When Johns Hopkins Hospital established the nation's first swallowing center in 1981, Dr. Siebens went to work as a specialist there.
Dr. Siebens' work with the functionally disabled, in addition to swallowing disorders, included skeletal research in achondroplasia, a genetic disorder that causes dwarfism.
Impairments of swallowing may result from sensory loss in the mouth and throat or damage to the parts of the brain that govern swallowing. Dr. Siebens invented a "swallow-safe" diet for people who were so impaired.
"Swallowing is not an absolute," he told The Evening Sun in a 1981 interview. "It's like walking. Some do it with a limp, cane or crutches."

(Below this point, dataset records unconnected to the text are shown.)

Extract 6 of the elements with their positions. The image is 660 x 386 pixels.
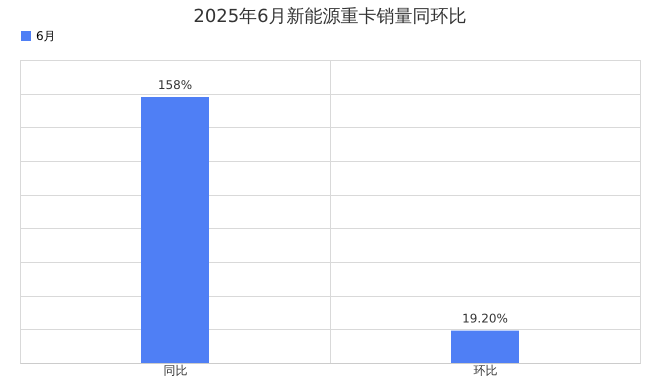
data-label: 158% — [158, 78, 192, 92]
x-tick-label: 环比 — [474, 364, 498, 378]
x-tick-label: 同比 — [164, 364, 188, 378]
chart-title: 2025年6月新能源重卡销量同环比 — [193, 6, 467, 27]
data-label: 19.20% — [462, 312, 508, 326]
legend-label: 6月 — [36, 29, 56, 43]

Colleagues have described him as an accomplished physician, innovative scientist and a man of tremendous enthusiasms.
Dr. Siebens became a patient in the department he created.
Said Dr. Richard Ross, dean emeritus and professor emeritus at Hopkins: "He was physically very strong, an excellent tennis player, but even when he was in the hospital and couldn't speak, he was very expressive, using his big, bushy eyebrows to communicate to let you know he recognized and understood you.
"He was a colorful, outspoken, fellow all right. Arthur's most admirable trait was his willingness to apply basic science to rehabilitation and medicine He was always of good spirit and had an inner fire and strength that he transmitted to patients."
Dr. William Zinkham, distinguished professor of pediatrics at Hopkins who had been a classmate of Dr. Siebens in medical school, said, "He was enough of an innovator that his approach was outside of traditional rehabilitation groups. He was always seeking new answers."
He was a member of a dozen medical societies and served on the editorial board of two medical journals.
He was appointed to study groups at the National Institutes of Health and the National Foundation and was the author of scores of articles for medical journals and textbooks.
A familiar figure in the halls of Hopkins Hospital, Dr. Siebens often was seen carrying his motorcycle helmet.
Fond of BMW motorcycles, Dr. Siebens commuted to work by motorcycle and last summer rode to a family gathering in New Hampshire. Other interests included building wooden clocks and choral singing.
Born in Atlanta, the son of a Presbyterian minister father and a mother who was French, Dr. Siebens spent much of his childhood in France. He earned his bachelor's degree in 1943 from Oberlin (Ohio) College and in 1947 his medical degree from the Johns Hopkins Medical School.
A Navy veteran, he was called back to service during the Korean War and worked at a Navy Hospital in St. Albans, N.Y., where he helped to establish one of the first cardiac catheterization laboratories. From 1948 to 1958, he taught physiology at the State University of New York, and before coming to Hopkins was director of a respiratory and rehabilitation center at the University of Wisconsin where he worked with polio patients.
A private graveside ceremony was held yesterday in Princeton, N.J. A memorial service is set for 4 p.m. March 8 at Turner Auditorium, 720 Rutland Ave.
He is survived by his former wife, the former Barbara Dutemple four sons, Daniel Siebens of Madison, Wis., Arthur W. Siebens of Washington, Christopher Siebens of South Orange, N.J., and David Siebens of Chapel Hill, N.C.; two daughters, Rebecca Siebens of Boston and Janine Siebens of Rileyville, Va.; a brother, Roland Siebens of Glen Ellyn, Ill.; and five grandchildren.
Memorial contributions may be made to the Arthur A. Siebens Memorial Fund for Johns Hopkins Medicine, 1620 McElderry St., Reed Hall, Baltimore 21205.